Gail Alexander
Senior Political Reporter
Tobago will receive an additional $32 million in supplemental funding for 2025. The United National Congress Government is also finalising a $102 million loan from the Development Bank of Latin America and the Caribbean (CAF) for Tobago.
An additional $621 million will also come from an allocation arising out of mandate for all ministries and state agencies spending money on Tobago projects to liaise directly with Tobago House of Assembly (THA) Chief Secretary Farley Augustine, the two Tobago MPs and the THA to finalise expenditures for 2025.
Finance Minister Dave Tancoo announced this in yesterday’s Mid-year Budget Review while seeking to “address misinformation” he said the Tobago People’s National Movement (PNM) are sharing.
“I have to say the Tobago People’s National Movement (PNM), because right now the PNM is split into many adversarial factions, with many leaders,” Tancoo added.
On Tobago, Tancoo said, “We’re not vindictive to the people of Tobago like those opposite. This Government, led by the Honourable Prime Minister Kamla Persad-Bissessar, is a Government for all T&T. All, All, All! Unlike the PNM, we’ve openly expressed a desire to work with our brothers and sisters in Tobago and to ensure Tobago gets a fair share of the national pie. Side by side T&T!”
Tancoo said for fiscal 2025, the then-Finance minister promised the THA $2.6 billion.
“This allocation left the THA with very little for development programmes on the island. I’m proud to announce that the THA will receive an additional $134 million under this Government, $32 million of this will be allocated via the Supplementary Expenditure.”
“In addition, (on Tuesday) I met with representatives of CAF, the Caribbean Bank of Latin America, and I’m proud to announce that this Government is finalising arrangements for the signing of a US$15 million or TT$102 million loan from CAF to undertake several coastal protection projects across Tobago.”
Tancoo said these projects were identified as critical for Tobagonians’ benefit.
“What’s shameful is that the loan was negotiated, more than a year, and the PNM Finance minister refused to sign the agreement for more than a year!

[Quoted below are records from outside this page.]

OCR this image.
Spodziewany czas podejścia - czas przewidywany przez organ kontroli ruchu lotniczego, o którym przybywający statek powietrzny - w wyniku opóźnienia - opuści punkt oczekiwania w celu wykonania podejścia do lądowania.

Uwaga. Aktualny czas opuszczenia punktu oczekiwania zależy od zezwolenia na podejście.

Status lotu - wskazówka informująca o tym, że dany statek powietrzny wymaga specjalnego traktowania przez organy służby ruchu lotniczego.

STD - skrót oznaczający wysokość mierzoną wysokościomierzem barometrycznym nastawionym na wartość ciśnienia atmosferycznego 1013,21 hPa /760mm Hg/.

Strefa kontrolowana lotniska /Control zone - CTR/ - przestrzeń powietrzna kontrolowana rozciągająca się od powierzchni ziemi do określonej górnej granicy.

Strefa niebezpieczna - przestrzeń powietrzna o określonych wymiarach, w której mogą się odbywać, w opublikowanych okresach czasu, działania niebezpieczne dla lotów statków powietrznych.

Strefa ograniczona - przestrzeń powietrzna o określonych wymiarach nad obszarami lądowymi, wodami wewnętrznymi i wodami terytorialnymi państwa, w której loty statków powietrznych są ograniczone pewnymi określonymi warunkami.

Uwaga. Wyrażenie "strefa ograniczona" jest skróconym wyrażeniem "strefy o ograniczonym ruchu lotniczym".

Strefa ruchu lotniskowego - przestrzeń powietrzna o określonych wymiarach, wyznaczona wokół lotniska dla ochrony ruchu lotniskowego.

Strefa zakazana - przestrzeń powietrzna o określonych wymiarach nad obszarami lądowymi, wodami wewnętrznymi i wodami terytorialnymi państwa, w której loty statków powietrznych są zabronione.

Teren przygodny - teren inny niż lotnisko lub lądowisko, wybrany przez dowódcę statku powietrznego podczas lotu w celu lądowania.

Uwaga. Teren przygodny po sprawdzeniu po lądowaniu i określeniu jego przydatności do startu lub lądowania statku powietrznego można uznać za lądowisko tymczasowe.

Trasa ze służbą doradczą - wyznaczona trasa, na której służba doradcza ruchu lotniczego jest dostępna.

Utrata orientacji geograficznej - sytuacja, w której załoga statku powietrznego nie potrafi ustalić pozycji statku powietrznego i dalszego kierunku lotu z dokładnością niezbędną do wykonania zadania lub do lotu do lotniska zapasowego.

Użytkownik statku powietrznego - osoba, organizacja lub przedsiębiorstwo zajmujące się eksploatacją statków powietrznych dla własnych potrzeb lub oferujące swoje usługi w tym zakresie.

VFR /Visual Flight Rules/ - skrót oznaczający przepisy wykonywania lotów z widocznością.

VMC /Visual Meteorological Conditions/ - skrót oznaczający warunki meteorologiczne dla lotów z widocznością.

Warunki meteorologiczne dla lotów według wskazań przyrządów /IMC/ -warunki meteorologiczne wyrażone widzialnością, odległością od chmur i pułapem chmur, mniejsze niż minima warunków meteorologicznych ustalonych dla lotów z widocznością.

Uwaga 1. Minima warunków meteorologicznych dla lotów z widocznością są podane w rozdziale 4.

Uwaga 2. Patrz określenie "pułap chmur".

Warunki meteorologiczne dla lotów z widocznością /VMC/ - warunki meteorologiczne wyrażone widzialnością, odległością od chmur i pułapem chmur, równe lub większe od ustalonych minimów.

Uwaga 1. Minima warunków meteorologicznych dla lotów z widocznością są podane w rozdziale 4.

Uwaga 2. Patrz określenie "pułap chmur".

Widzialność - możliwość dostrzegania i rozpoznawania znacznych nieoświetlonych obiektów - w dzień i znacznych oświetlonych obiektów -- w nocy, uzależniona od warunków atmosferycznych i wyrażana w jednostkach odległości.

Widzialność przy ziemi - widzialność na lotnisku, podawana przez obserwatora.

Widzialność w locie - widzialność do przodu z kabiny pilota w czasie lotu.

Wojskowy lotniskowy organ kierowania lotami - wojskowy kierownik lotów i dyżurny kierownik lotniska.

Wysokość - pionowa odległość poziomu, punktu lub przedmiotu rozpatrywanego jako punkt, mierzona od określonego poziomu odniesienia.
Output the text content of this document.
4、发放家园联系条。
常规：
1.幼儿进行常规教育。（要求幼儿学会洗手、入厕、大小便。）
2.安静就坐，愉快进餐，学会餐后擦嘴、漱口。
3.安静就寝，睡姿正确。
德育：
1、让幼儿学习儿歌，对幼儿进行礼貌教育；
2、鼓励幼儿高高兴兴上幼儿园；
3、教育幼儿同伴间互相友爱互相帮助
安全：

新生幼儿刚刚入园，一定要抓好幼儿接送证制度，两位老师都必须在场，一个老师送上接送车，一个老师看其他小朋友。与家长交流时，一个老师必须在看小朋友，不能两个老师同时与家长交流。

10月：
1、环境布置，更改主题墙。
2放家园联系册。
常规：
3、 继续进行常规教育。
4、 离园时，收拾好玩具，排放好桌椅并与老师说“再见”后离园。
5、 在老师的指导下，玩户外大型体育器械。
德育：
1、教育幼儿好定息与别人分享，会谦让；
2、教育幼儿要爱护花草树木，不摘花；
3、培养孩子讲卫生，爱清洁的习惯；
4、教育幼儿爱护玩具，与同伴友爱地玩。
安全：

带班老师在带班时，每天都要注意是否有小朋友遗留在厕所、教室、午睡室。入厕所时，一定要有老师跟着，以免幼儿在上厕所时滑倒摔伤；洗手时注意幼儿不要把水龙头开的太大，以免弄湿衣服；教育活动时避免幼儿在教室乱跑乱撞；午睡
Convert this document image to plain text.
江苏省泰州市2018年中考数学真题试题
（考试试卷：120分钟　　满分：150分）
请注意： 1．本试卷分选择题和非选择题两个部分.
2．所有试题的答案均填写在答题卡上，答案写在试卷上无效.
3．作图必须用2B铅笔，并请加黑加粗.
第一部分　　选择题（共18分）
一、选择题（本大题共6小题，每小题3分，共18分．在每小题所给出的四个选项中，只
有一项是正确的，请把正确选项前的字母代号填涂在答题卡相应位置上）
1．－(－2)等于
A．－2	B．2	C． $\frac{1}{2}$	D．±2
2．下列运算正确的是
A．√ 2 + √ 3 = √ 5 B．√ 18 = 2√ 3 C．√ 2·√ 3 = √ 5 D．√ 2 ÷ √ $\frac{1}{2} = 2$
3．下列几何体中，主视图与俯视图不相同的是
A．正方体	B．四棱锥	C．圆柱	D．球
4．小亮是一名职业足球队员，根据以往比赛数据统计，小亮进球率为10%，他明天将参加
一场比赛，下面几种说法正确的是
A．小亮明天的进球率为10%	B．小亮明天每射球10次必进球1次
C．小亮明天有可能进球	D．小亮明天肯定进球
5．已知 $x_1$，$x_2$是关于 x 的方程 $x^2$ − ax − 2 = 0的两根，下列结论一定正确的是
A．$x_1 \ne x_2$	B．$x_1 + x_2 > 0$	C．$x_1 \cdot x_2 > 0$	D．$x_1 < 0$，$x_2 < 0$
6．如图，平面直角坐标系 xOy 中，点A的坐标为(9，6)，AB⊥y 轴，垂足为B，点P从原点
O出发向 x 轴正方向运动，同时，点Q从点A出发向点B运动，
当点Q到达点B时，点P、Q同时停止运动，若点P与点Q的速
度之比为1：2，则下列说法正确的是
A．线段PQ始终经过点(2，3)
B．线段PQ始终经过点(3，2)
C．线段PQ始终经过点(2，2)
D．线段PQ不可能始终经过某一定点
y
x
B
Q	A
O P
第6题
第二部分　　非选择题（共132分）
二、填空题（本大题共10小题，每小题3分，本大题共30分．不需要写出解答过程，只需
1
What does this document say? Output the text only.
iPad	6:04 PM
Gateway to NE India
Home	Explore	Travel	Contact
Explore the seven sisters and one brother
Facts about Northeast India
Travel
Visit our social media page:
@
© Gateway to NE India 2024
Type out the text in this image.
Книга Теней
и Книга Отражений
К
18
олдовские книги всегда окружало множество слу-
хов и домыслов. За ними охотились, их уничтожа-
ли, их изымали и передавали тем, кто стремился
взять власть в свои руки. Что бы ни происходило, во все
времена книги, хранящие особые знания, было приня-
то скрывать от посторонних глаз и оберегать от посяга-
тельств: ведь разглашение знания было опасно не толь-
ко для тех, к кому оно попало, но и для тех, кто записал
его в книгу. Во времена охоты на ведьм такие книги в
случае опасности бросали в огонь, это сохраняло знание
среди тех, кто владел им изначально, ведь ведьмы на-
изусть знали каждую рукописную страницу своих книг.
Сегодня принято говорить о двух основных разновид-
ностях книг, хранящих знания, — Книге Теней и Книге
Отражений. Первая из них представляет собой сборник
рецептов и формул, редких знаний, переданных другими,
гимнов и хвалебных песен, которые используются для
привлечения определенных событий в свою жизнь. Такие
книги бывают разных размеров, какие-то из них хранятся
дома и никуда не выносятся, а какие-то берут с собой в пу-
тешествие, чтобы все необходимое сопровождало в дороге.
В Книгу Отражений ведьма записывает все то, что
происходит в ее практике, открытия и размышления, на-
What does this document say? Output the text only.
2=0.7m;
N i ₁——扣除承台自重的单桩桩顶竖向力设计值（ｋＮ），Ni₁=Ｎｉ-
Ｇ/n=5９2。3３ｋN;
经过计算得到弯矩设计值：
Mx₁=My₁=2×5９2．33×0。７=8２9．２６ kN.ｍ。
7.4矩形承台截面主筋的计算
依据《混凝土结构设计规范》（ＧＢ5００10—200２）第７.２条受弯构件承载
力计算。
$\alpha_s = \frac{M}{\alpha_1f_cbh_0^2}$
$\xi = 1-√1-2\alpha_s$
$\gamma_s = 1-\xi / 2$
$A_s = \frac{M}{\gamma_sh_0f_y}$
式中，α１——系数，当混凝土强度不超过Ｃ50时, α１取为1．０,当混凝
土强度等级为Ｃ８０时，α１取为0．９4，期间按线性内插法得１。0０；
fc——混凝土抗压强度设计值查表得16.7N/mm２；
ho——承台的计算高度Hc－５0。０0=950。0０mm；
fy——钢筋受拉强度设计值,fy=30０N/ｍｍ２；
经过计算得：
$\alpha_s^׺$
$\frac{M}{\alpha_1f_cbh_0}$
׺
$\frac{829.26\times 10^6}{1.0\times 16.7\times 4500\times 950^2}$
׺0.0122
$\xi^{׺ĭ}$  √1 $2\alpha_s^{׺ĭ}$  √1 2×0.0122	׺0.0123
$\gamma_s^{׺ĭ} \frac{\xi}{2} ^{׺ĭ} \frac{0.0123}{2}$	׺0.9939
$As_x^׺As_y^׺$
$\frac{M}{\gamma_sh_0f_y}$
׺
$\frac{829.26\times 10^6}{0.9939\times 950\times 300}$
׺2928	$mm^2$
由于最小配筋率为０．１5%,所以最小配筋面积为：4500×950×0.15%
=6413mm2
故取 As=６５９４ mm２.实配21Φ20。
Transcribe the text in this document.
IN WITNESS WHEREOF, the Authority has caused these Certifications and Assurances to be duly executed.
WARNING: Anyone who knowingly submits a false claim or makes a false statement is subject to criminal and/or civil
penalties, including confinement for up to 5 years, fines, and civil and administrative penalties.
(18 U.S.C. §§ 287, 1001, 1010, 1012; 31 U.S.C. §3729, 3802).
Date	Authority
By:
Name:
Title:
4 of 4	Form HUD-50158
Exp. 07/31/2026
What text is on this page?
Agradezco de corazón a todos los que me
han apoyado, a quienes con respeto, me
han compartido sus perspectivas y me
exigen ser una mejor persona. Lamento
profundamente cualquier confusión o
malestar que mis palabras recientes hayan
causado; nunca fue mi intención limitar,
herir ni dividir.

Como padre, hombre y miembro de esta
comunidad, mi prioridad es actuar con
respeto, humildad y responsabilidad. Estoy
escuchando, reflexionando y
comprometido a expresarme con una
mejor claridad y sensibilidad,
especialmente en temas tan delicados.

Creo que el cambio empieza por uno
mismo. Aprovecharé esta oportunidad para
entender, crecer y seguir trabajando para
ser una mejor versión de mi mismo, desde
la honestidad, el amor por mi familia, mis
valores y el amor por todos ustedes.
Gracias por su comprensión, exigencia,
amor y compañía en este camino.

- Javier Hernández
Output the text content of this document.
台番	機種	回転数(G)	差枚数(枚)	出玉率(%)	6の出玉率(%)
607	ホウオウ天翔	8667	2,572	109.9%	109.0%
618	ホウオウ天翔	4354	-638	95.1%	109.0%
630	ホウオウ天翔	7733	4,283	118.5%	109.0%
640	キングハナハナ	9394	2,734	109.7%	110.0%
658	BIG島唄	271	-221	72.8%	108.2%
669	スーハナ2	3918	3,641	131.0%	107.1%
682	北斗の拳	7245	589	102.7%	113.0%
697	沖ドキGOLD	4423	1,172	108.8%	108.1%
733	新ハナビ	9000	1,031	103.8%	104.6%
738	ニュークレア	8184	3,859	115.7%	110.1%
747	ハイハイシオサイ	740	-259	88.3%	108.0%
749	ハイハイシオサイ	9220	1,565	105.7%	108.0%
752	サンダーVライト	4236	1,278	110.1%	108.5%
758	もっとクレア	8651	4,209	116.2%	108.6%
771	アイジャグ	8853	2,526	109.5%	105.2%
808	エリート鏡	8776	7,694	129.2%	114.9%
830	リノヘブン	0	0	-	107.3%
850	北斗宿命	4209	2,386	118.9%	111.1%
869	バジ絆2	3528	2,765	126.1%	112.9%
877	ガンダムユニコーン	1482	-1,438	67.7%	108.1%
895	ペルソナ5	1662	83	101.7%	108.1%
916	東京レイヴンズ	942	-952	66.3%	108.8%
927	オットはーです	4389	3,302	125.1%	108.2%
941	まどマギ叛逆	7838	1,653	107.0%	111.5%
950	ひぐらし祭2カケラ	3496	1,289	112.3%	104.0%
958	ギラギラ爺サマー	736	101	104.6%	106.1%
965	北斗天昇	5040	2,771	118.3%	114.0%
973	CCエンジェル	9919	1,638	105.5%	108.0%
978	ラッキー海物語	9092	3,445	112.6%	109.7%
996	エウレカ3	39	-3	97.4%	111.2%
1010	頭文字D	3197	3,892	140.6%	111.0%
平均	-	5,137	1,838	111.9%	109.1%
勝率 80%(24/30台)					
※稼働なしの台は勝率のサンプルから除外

Pure vindictiveness and wickedness towards Tobagonians!”
Tancoo said the Prime Minister instructed him to remove every stumbling block and work with CAF and the THA to start this work urgently.
“For Budget 2026/7 and going forward, this Government intends liaising with the Tobago Members of Parliament and the THA in Tobago to ensure that the elected officials of Tobago, the MPs and the THA, in dealing with Tobago affairs, have a direct say in expenditure being undertaken by the Government ... Gone are the days when a prime minister in Port-of-Spain will call his contractor friends and business partners in Tobago to dictate projects to fill their pockets. The elected MPs in Scarborough and our brothers and sisters in Tobago will chart their future development ...” Tancoo added.
Tancoo attacks PNM
Tancoo, devoting half of his address to attacking the past government, said, “They knew exactly what they were doing. They deliberately underfunded critical expenditures, planning all along to return after the election and demand more money—a shameless ploy to manipulate public finances for political gain. But the game is over. The people have spoken. Now, this Government must clean up the mess left behind by their reckless mismanagement. This isn’t just fiscal irresponsibility—it’s economic sabotage!”
Tancoo said at Monday’s Standing Finance Committee debate the former Finance minister “... shamelessly confessed that the economy was in a bad way. For 10 budgets, this is the same man who budget after budget boasted that the country had stabilised, was doing well, that he had transformed the economy even while he had full direct full and intimate knowledge, he was destroying T&T’s structural, social, fiscal and financial fabric.
“Every single social, economic and financial indicator has fallen over the last decade. They collapsed growth, drove away investment, crippled our energy sector, and piled unsustainable debt onto future generations, all while failing to deliver real progress,” Tancoo said.
“When you look at the Auditor General’s Report, over $30 billion dollars in expenditure was unverified, couldn’t be located, were not presented for audit or not placed in the vote books in 2024....”
He hoped the former Finance Minister would tell the country “the truth about this unholy scandal. Because I may have to tell it and when the 2025 report is released, we expect to see even more of a feeding frenzy of corruption.”
Editor's note: In a previous version of this story, we incorrectly reported that the THA was receiving an additional $134 million and a $102 million loan from CAF. We apologise for the error.